Ce sont encore 1 200 collaborateurs qui ont déménagé entre juin et septembre, cette fois dans des espaces plus restreints conçus pour « les nouvelles manières de travailler » avec du « flex-office » où l’on prône « agilité » et « travail hybride », expliquent les communications corporate. La consommation d’énergie sera 70 pour cent moindre que dans l’ancien bâtiment. Le Kronos a, lui, été cédé à KPMG, qui traversera l’avenue Kennedy, au 39, où la société d’audit s’est installée en 2014 et où elle s’est vite sentie à l’étroit. Le bâtiment sera « déconstruit » (et non détruit) par BPI, qui développe le programme. Les matériaux seront triés et réutilisés si possible, sinon recyclés. Un nouvel édifice durable, avec une ossature en bois, sera construit sur l’infrastructure existante. Les parkings et une partie des sous-sols seront conservés. « Le jardin est également préservé », nous informe la communication de KPMG.

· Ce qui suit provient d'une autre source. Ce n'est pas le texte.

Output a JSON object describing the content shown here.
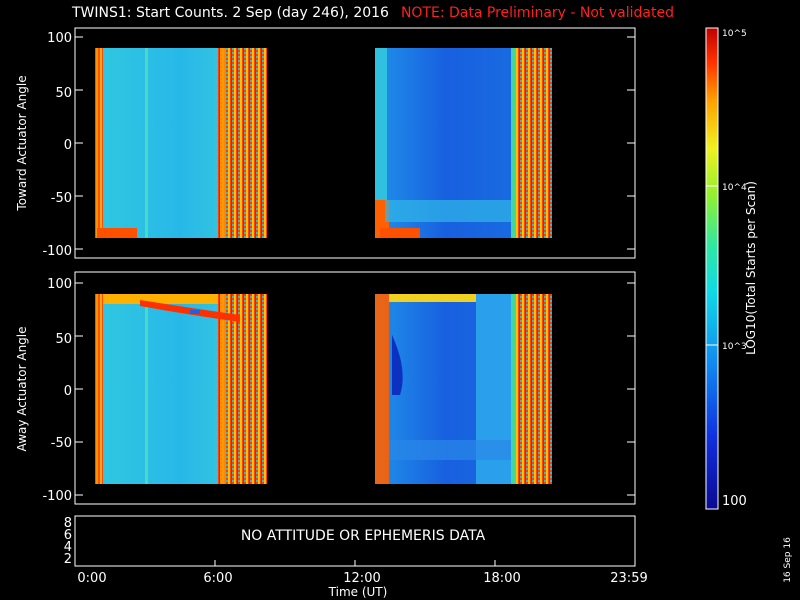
{
  "title": "TWINS1: Start Counts.  2 Sep (day 246), 2016",
  "note": "NOTE: Data Preliminary - Not validated",
  "bottom_message": "NO ATTITUDE OR EPHEMERIS DATA",
  "date_stamp": "16 Sep 16",
  "colorbar": {
    "label": "LOG10(Total Starts per Scan)",
    "ticks": [
      "100",
      "10^3",
      "10^4",
      "10^5"
    ]
  },
  "chart_data": [
    {
      "type": "heatmap",
      "panel": "top",
      "ylabel": "Toward Actuator Angle",
      "ylim": [
        -110,
        110
      ],
      "yticks": [
        "100",
        "50",
        "0",
        "-50",
        "-100"
      ],
      "data_blocks": [
        {
          "start": "0:25",
          "end": "7:50",
          "angle_range": [
            -90,
            90
          ]
        },
        {
          "start": "12:50",
          "end": "19:50",
          "angle_range": [
            -90,
            90
          ]
        }
      ]
    },
    {
      "type": "heatmap",
      "panel": "middle",
      "ylabel": "Away Actuator Angle",
      "ylim": [
        -110,
        110
      ],
      "yticks": [
        "100",
        "50",
        "0",
        "-50",
        "-100"
      ],
      "data_blocks": [
        {
          "start": "0:25",
          "end": "7:50",
          "angle_range": [
            -90,
            90
          ]
        },
        {
          "start": "12:50",
          "end": "19:50",
          "angle_range": [
            -90,
            90
          ]
        }
      ]
    },
    {
      "type": "line",
      "panel": "bottom",
      "yticks": [
        "8",
        "6",
        "4",
        "2"
      ],
      "xlabel": "Time (UT)",
      "xticks": [
        "0:00",
        "6:00",
        "12:00",
        "18:00",
        "23:59"
      ]
    }
  ],
  "colors": {
    "background": "#000000",
    "note": "#ff2020",
    "low": "#1a3cd8",
    "mid": "#20c8e8",
    "high": "#ff3000"
  }
}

Les effectifs de BGL plafonnent autour de 1 960 temps plein. Après des décennies de croissance, le nombre de salariés a considérablement chuté. La banque comptait 2 440 salariés en 2000, 2 742 en 2010 puis 2 375 en 2019. BGL a connu la crise des subprimes en 2008 et a changé d’actionnaire à cette occasion, passant de Fortis à BNP Paribas avec un État luxembourgeois qui a hérité de 32 pour cent du capital à la faveur du sauvetage. Un bon investissement a priori. BGL a signé 500 millions d’euros de profits en 2024, soit quatorze pour cent de plus que l’année précédente. Jeudi dernier, le ministre Gilles Roth a « sincèrement remercié l’engagement de BGL en faveur du pays et de notre place financière (...), vecteur important de notre richesse et de notre cohésion sociale ». Il a en outre excusé son chef et camarade de parti, Luc Frieden, absent « en raison d’un état grippal » alors qu’il devait se rendre dès samedi à New York pour s’adresser « à un monde qui change ».
Bientôt la fin de mandat
Aux événements de la Fedil, du Paperjam Business Club (sur les problèmes d’ouvertures de comptes bancaires, dans les locaux de la BIL), de la Chambre de commerce, du LSFI (Luxembourg sustainable Finance Initiative) et donc chez BGL, Claude Marx multiplie les apparitions publiques en cette rentrée. Faut-il y voir un lien ? Son deuxième mandat arrive à échéance en février 2026 et ces prochaines semaines compteront. Pour l’heure, rien n’indique que le renouvellement est remis en cause.